Ivan Lewis
Ivan LewisREUTERS

A senior lawmaker for Britain’s Labour Party who was facing sexual harassment allegations has quit the party, citing its anti-Semitism problem.

Ivan Lewis, who is Jewish, resigned on Thursday from Labour, where he had served as chief whip — a post whose duties include enforcing coalition discipline in votes in the House of Commons, the lower house of the British parliament.

In his resignation announcement, Lewis accused party leader Jeremy Corbyn of being “unwilling to condemn those whose hatred of Israel becomes Jewish hatred” and complaining that the disciplinary process against him was “subject to political manipulation.”

Lewis said he would continue to sit in parliament as an independent, The Guardian reported, but his decision to quit means that the long-running Labour Party disciplinary process following allegations of sexual harassment can no longer be concluded. Lewis denies the allegations.
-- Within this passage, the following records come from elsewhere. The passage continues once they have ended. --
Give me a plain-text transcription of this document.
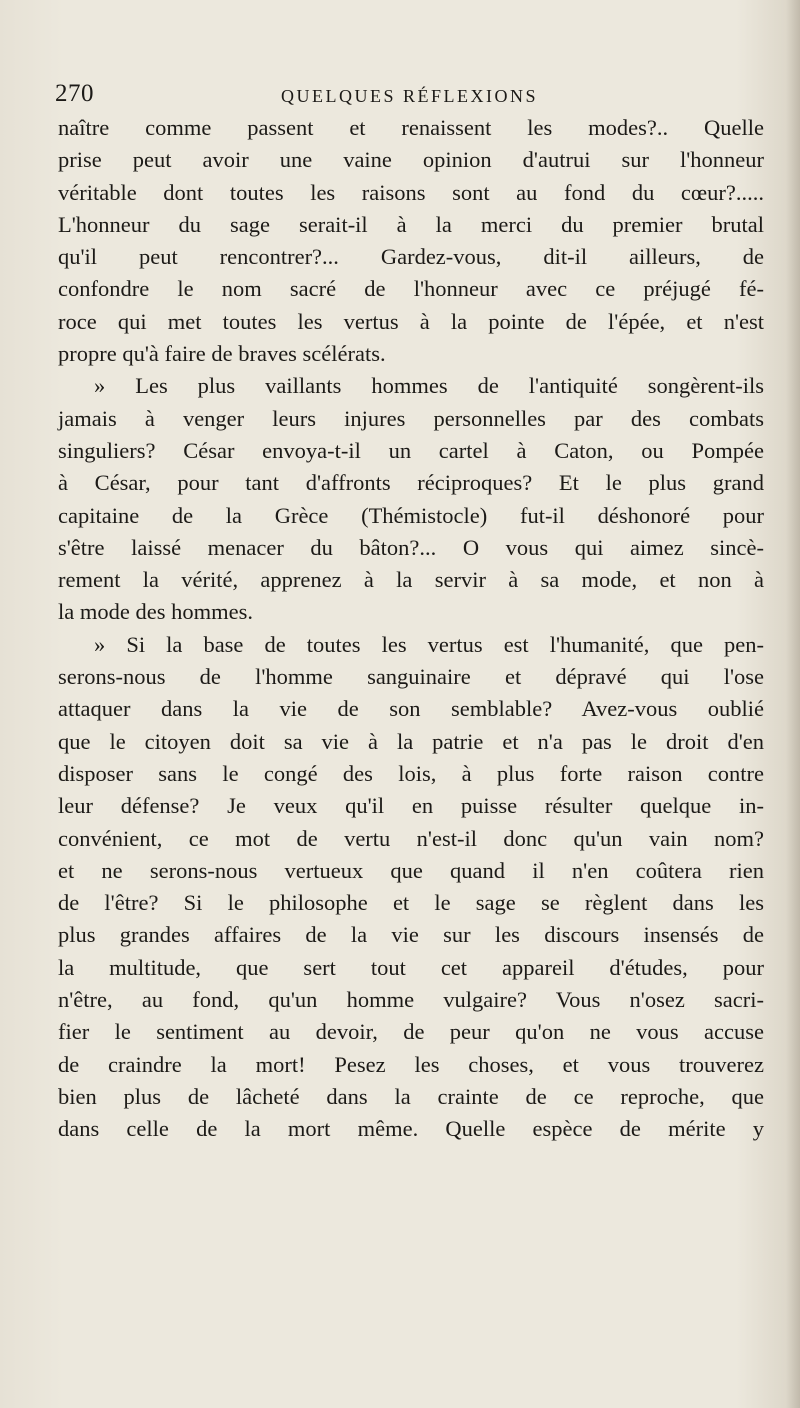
270	QUELQUES RÉFLEXIONS
naître comme passent et renaissent les modes?.. Quelle
prise peut avoir une vaine opinion d'autrui sur l'honneur
véritable dont toutes les raisons sont au fond du cœur?.....
L'honneur du sage serait-il à la merci du premier brutal
qu'il peut rencontrer?... Gardez-vous, dit-il ailleurs, de
confondre le nom sacré de l'honneur avec ce préjugé fé-
roce qui met toutes les vertus à la pointe de l'épée, et n'est
propre qu'à faire de braves scélérats.
» Les plus vaillants hommes de l'antiquité songèrent-ils
jamais à venger leurs injures personnelles par des combats
singuliers? César envoya-t-il un cartel à Caton, ou Pompée
à César, pour tant d'affronts réciproques? Et le plus grand
capitaine de la Grèce (Thémistocle) fut-il déshonoré pour
s'être laissé menacer du bâton?... O vous qui aimez sincè-
rement la vérité, apprenez à la servir à sa mode, et non à
la mode des hommes.
» Si la base de toutes les vertus est l'humanité, que pen-
serons-nous de l'homme sanguinaire et dépravé qui l'ose
attaquer dans la vie de son semblable? Avez-vous oublié
que le citoyen doit sa vie à la patrie et n'a pas le droit d'en
disposer sans le congé des lois, à plus forte raison contre
leur défense? Je veux qu'il en puisse résulter quelque in-
convénient, ce mot de vertu n'est-il donc qu'un vain nom?
et ne serons-nous vertueux que quand il n'en coûtera rien
de l'être? Si le philosophe et le sage se règlent dans les
plus grandes affaires de la vie sur les discours insensés de
la multitude, que sert tout cet appareil d'études, pour
n'être, au fond, qu'un homme vulgaire? Vous n'osez sacri-
fier le sentiment au devoir, de peur qu'on ne vous accuse
de craindre la mort! Pesez les choses, et vous trouverez
bien plus de lâcheté dans la crainte de ce reproche, que
dans celle de la mort même. Quelle espèce de mérite y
In his letter of resignation to Corbyn, Lewis wrote that others will “determine whether you are anti-Semitic,” going on to accuse the Labour leader and his director of communications, Seumas Milne, of not believing “in the right of the Jewish people to self-determination in their own state.”

Several prominent Labour politicians have resigned over Labour’s spiraling anti-Semitism problem since 2015. That year, Corbyn, a far-left politician who has called Hezbollah and Hamas his friends, was elected party leader. His accusers say he has encouraged or tolerated a culture of anti-Semitism within Labour, though Corbyn has denied this and vowed to kick out anyone caught engaging in hate speech.